Monday, September 13, 2010

Minding my Own Biz

I was talking to one of my sisters yesterday about an inner-familial problem, and she cut me off right at the beginning. "Why are you even in this? How is this your business?"  Whoa.  Slow down there.  Not my business?  But, but, but. OK, it's really not my business.  Damn. At some point in my life I designated myself Captain Save a Ho. If someone has a problem, and I know about it, I consider it my life's goal to fix that problem if I can.  And if I can't fix it, I at least offer my ass kicking services. As I grow older, I've managed to stay out of other people's problems both because of lack of proximity (I'm just not paying as close of attention), and I'm too busy solving the problems of my kids, my partner, myself, my dogs.  A Captain gets busy.

I remember when my ten year old told me about a friend she was having a problem with, and I immediately started my plotting about what we (I) were going to do about this problem.  "Mama," my daughter said, "Can I just solve this one myself? I mean, I'm ten years old. If I can't solve it, then you can step in."  The speech had the smack of being rehearsed-- she'd been working on this one.  It felt like I had just gotten all suited up in my Roman armor, my shield, my sword, my horse, and somebody said, "Hey, you know what, how about we don't conquer that country?
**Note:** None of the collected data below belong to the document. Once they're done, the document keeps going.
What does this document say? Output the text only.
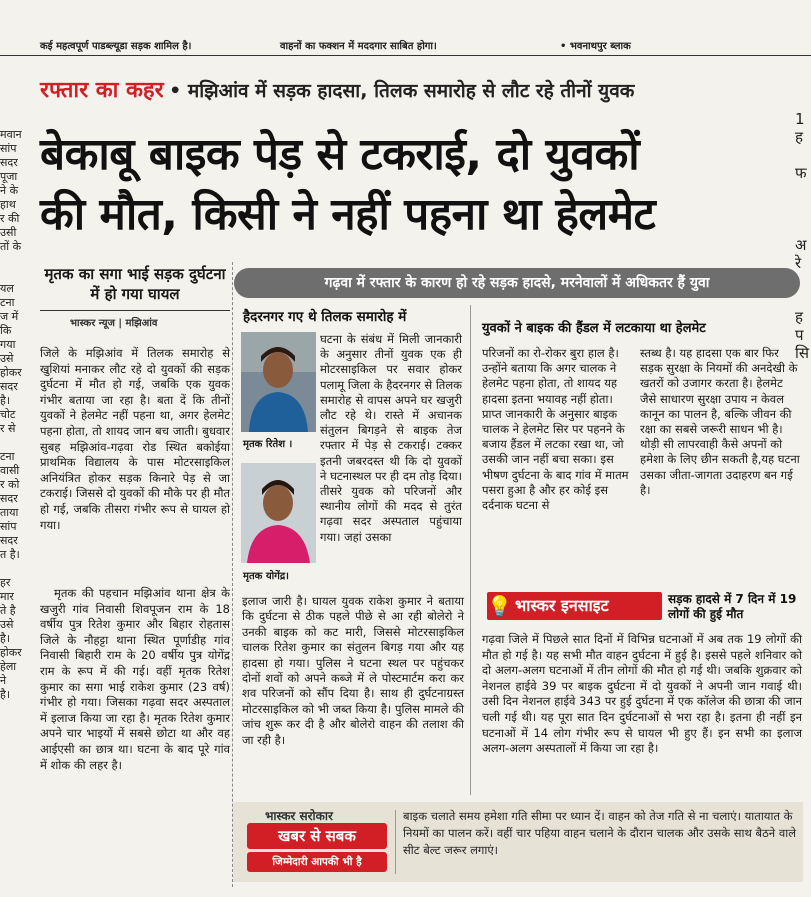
कई महत्वपूर्ण पाडब्ल्यूडा सड़क शामिल है।	वाहनों का फक्शन में मददगार साबित होगा।	• भवनाथपुर ब्लाक
मवान
सांप
सदर
पूजा
ने के
हाथ
र की
उसी
तों के

यल
टना
ज में
कि
गया
उसे
होकर
सदर
है।
चोट
र से

टना
वासी
र को
सदर
ताया
सांप
सदर
त है।

हर
मार
ते है
उसे
है।
होकर
हेला
ने
है।
1
ह

फ

अ
रे

ह
प
सि

रफ्तार का कहर • मझिआंव में सड़क हादसा, तिलक समारोह से लौट रहे तीनों युवक
बेकाबू बाइक पेड़ से टकराई, दो युवकों
की मौत, किसी ने नहीं पहना था हेलमेट
मृतक का सगा भाई सड़क दुर्घटना में हो गया घायल
भास्कर न्यूज | मझिआंव
जिले के मझिआंव में तिलक समारोह से खुशियां मनाकर लौट रहे दो युवकों की सड़क दुर्घटना में मौत हो गई, जबकि एक युवक गंभीर बताया जा रहा है। बता दें कि तीनों युवकों ने हेलमेट नहीं पहना था, अगर हेलमेट पहना होता, तो शायद जान बच जाती। बुधवार सुबह मझिआंव-गढ़वा रोड स्थित बकोईया प्राथमिक विद्यालय के पास मोटरसाइकिल अनियंत्रित होकर सड़क किनारे पेड़ से जा टकराई। जिससे दो युवकों की मौके पर ही मौत हो गई, जबकि तीसरा गंभीर रूप से घायल हो गया।
मृतक की पहचान मझिआंव थाना क्षेत्र के खजुरी गांव निवासी शिवपूजन राम के 18 वर्षीय पुत्र रितेश कुमार और बिहार रोहतास जिले के नौहट्टा थाना स्थित पूर्णाडीह गांव निवासी बिहारी राम के 20 वर्षीय पुत्र योगेंद्र राम के रूप में की गई। वहीं मृतक रितेश कुमार का सगा भाई राकेश कुमार (23 वर्ष) गंभीर हो गया। जिसका गढ़वा सदर अस्पताल में इलाज किया जा रहा है। मृतक रितेश कुमार अपने चार भाइयों में सबसे छोटा था और वह आईएसी का छात्र था। घटना के बाद पूरे गांव में शोक की लहर है।
गढ़वा में रफ्तार के कारण हो रहे सड़क हादसे, मरनेवालों में अधिकतर हैं युवा
हैदरनगर गए थे तिलक समारोह में
मृतक रितेश ।
मृतक योगेंद्र।
घटना के संबंध में मिली जानकारी के अनुसार तीनों युवक एक ही मोटरसाइकिल पर सवार होकर पलामू जिला के हैदरनगर से तिलक समारोह से वापस अपने घर खजुरी लौट रहे थे। रास्ते में अचानक संतुलन बिगड़ने से बाइक तेज रफ्तार में पेड़ से टकराई। टक्कर इतनी जबरदस्त थी कि दो युवकों ने घटनास्थल पर ही दम तोड़ दिया। तीसरे युवक को परिजनों और स्थानीय लोगों की मदद से तुरंत गढ़वा सदर अस्पताल पहुंचाया गया। जहां उसका
इलाज जारी है। घायल युवक राकेश कुमार ने बताया कि दुर्घटना से ठीक पहले पीछे से आ रही बोलेरो ने उनकी बाइक को कट मारी, जिससे मोटरसाइकिल चालक रितेश कुमार का संतुलन बिगड़ गया और यह हादसा हो गया। पुलिस ने घटना स्थल पर पहुंचकर दोनों शवों को अपने कब्जे में ले पोस्टमार्टम करा कर शव परिजनों को सौंप दिया है। साथ ही दुर्घटनाग्रस्त मोटरसाइकिल को भी जब्त किया है। पुलिस मामले की जांच शुरू कर दी है और बोलेरो वाहन की तलाश की जा रही है।
युवकों ने बाइक की हैंडल में लटकाया था हेलमेट
परिजनों का रो-रोकर बुरा हाल है। उन्होंने बताया कि अगर चालक ने हेलमेट पहना होता, तो शायद यह हादसा इतना भयावह नहीं होता। प्राप्त जानकारी के अनुसार बाइक चालक ने हेलमेट सिर पर पहनने के बजाय हैंडल में लटका रखा था, जो उसकी जान नहीं बचा सका। इस भीषण दुर्घटना के बाद गांव में मातम पसरा हुआ है और हर कोई इस दर्दनाक घटना से
स्तब्ध है। यह हादसा एक बार फिर सड़क सुरक्षा के नियमों की अनदेखी के खतरों को उजागर करता है। हेलमेट जैसे साधारण सुरक्षा उपाय न केवल कानून का पालन है, बल्कि जीवन की रक्षा का सबसे जरूरी साधन भी है। थोड़ी सी लापरवाही कैसे अपनों को हमेशा के लिए छीन सकती है,यह घटना उसका जीता-जागता उदाहरण बन गई है।
भास्कर इनसाइट
💡	सड़क हादसे में 7 दिन में 19 लोगों की हुई मौत
गढ़वा जिले में पिछले सात दिनों में विभिन्न घटनाओं में अब तक 19 लोगों की मौत हो गई है। यह सभी मौत वाहन दुर्घटना में हुई है। इससे पहले शनिवार को दो अलग-अलग घटनाओं में तीन लोगों की मौत हो गई थी। जबकि शुक्रवार को नेशनल हाईवे 39 पर बाइक दुर्घटना में दो युवकों ने अपनी जान गवाई थी। उसी दिन नेशनल हाईवे 343 पर हुई दुर्घटना में एक कॉलेज की छात्रा की जान चली गई थी। यह पूरा सात दिन दुर्घटनाओं से भरा रहा है। इतना ही नहीं इन घटनाओं में 14 लोग गंभीर रूप से घायल भी हुए हैं। इन सभी का इलाज अलग-अलग अस्पतालों में किया जा रहा है।
भास्कर सरोकार
खबर से सबक
जिम्मेदारी आपकी भी है
बाइक चलाते समय हमेशा गति सीमा पर ध्यान दें। वाहन को तेज गति से ना चलाएं। यातायात के नियमों का पालन करें। वहीं चार पहिया वाहन चलाने के दौरान चालक और उसके साथ बैठने वाले सीट बेल्ट जरूर लगाएं।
What if we just stayed home?" I was all dressed up for a violent overtaking, and the violence got canceled.  I'm still kind of upset.

Luckily, my younger daughter doesn't mind it when I get involved.  "What do you do if a boy hits you?" I ask her. "Call Mama," she responds.  Mama will handle this. Someone once told me that you can't go in front of your children, protecting them from everything. First, it's impossible.  Second, it's not good for them.  I know that's true.  But, but, but. My job is to be there as a sounding board, to offer advice, but to stay off the field.  That's hard, especially when the advice I want to give is "Who needs friends? Screw friends-- you can hang out with me!" I am the mother who shows up at every game.  If my kid gets hurt, I'm there before the coach.  If they hit the winning run, I meet them at the plate.  I once jumped up and down screaming "Safe! She's safe! Ha!" at a five year old catcher when my daughter crossed home plate just seconds before the little girl picked the ball up.  It took me a few seconds to notice everyone staring at me.

So I'm working on minding my own business.  And when I don't have any? I guess I'll have to make some.